At minimum, the skill should update:
- Stage 8 build status
- inputs consumed
- outputs written
- notes on unresolved flags

---

## Verification Contract

This skill follows the Stage 8 builder contract from `docs/text-pipeline-skill-verification-2026-03-13.md`.

### Verify
- candidate Stage 8 artifacts were produced
- provider inputs were incorporated as intended
- unresolved review flags are recorded
- missing values are visible and classified, not silent
- state/history updates are correct when using the canonical workspace

### Minimum evidence
- candidate alignment/interlinear JSON
- evidence notes on provider inputs used
- unresolved flag list
- updated Stage 8 build state

### Pass criteria
- output covers the requested text/range/file scope
- provider inputs used are recorded in notes or state
- words lacking confident glosses are flagged explicitly
- output is structurally consumable by `gloss-review` / future `interlinear-eval`
- no DB import/build step is treated as part of success

### Failure examples
- candidate output exists but does not record evidence sources
- empty gloss/morph fields appear without unresolved flags
- builder silently promotes/imports output

### Required next step
After a successful build or repair pass, run:
- `/gloss-review audit <work>`
- `/gloss-review benchmark <work>`
- `/gloss-review promote <work>` when ready

---

## Verification

After completing this stage, run the automated verification script:

```bash
bash scripts/verify_stage_8.sh "${SLUG}"
```

Exit codes: 0=PASS (advance), 1=FAIL (block), 2=WARN (advance with notes).
The orchestrator runs this automatically; when executing manually, check the output for [FAIL] or [WARN] lines.

---

## Key Files

| File | Purpose |
|---|---|
| `scripts/llm_interlinear.py` | **Primary builder** — LLM adversarial pipeline (Creator→Skeptic→Referee) |
| `scripts/crane_extract.py` | Batch extraction from `editions.db` + `morph.db` (used by `llm_interlinear.py`) |
| `scripts/crane_write.py` | Convert pipeline output to import-ready alignment JSON |
| `scripts/import_workspace.go` | Import alignment JSON into `editions.db` |
| *(deleted — dictionary lookup now handled by pipeline)* | Static dictionary + LSJ scoring |
| `scripts/interlinear_cost_report.py` | Cost dashboard for LLM pipeline runs |
| *(deleted — replaced by text_pipeline_alignment.go)* | Legacy heuristic-based pipeline (LSJ scoring) |
| `scripts/update_glosses_from_dict.py` | Legacy: propagate dictionary updates |
| *(deleted — gloss improvement now handled by pipeline)* | Legacy: morphology-aware cleanup |
| `${LYCEUM_TEXTS_DIR:-output/texts}/<slug>/interlinear/` (pipeline workspace) | Current candidate/reviewed alignment artifacts |
| `data/interlinear_runs/` | LLM pipeline run logs (calls, batches, summaries) |
| `scripts/eval_token_glosses.py` | Binary eval runner for autoresearch (token-level quality checks) |
| `scripts/eval_segment_translations.py` | Binary eval runner for autoresearch (segment-level quality checks) |
| `docs/interlinear-overhaul-plan-2026-03-14.md` | Full pipeline architecture and rollout plan |
| `docs/text-pipeline-skill-architecture-2026-03-13.md` | Canonical ownership model |

---

## Reference Notes

- The LLM pipeline (`llm_interlinear.py`) is the primary builder for existing
  texts.
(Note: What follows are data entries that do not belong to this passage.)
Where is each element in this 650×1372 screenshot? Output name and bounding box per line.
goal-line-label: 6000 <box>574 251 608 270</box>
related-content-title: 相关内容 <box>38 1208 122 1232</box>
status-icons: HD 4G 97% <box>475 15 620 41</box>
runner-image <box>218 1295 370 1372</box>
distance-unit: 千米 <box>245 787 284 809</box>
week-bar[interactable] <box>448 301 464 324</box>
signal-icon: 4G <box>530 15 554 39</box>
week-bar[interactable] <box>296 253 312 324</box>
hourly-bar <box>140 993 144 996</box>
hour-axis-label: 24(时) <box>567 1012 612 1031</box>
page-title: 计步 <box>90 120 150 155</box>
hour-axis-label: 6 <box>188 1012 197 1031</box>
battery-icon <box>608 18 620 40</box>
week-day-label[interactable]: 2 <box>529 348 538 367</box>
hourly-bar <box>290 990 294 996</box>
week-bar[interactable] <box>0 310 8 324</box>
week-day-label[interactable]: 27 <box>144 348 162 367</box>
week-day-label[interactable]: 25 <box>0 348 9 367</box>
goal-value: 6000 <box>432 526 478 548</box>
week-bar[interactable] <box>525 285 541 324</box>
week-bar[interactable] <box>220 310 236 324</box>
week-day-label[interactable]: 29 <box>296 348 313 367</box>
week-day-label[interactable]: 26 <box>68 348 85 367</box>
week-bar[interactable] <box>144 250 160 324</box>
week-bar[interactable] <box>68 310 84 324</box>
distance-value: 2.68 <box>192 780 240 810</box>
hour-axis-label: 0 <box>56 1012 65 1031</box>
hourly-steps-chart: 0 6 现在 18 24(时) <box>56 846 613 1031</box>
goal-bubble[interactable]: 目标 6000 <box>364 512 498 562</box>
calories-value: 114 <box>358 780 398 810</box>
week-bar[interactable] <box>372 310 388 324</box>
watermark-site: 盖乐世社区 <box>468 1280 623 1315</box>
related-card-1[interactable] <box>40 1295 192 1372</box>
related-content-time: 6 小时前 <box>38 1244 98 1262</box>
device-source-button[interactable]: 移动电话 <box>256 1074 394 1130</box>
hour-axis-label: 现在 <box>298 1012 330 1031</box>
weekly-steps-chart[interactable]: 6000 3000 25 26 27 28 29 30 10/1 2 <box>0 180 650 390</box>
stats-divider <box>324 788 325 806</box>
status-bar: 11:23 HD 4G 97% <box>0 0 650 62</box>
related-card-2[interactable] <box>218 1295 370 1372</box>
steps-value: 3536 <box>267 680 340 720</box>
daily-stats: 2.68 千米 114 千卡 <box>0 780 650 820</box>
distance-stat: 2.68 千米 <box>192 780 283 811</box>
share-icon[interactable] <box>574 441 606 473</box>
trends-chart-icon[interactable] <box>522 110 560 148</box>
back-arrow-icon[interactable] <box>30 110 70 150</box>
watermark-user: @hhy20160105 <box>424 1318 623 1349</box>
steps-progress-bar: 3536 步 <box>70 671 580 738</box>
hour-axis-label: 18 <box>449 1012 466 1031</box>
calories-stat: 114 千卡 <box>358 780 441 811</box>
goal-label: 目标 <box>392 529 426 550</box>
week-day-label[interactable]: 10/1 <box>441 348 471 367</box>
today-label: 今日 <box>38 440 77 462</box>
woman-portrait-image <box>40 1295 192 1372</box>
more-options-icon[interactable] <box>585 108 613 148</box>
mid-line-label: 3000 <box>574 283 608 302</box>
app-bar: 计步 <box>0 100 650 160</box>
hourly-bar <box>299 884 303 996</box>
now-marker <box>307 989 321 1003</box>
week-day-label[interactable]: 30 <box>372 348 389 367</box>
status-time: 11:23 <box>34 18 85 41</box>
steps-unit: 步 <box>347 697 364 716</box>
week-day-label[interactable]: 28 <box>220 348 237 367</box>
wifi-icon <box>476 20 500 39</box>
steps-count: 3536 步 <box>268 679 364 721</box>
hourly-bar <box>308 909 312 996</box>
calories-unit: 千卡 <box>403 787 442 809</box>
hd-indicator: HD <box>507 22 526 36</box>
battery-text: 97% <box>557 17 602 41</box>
It reads from `editions.db`/`morph.db` directly — stages 1-7 are already
  complete for Iliad, Odyssey, John, Aesop, and Meditations.
- For new texts going through the full `$LYCEUM_TEXTS_DIR/<slug>/` workspace pipeline,
  Stage 8 should eventually call `llm_interlinear.py` on the workspace data.
- The old `crane-gloss` provider skill is deprecated. `llm_interlinear.py`
  replaces it and produces higher-quality output (90.2% Hamilton accuracy in
  manual pilot vs ~58% from old pipeline).
- Treebank evidence remains the strongest disambiguation layer where available,
  but the adversarial LLM loop achieves good results without it.
- Hamilton ground truth is used as an inline benchmark, not a generation source.
- Token-level ground truth accumulates with each successful pipeline run.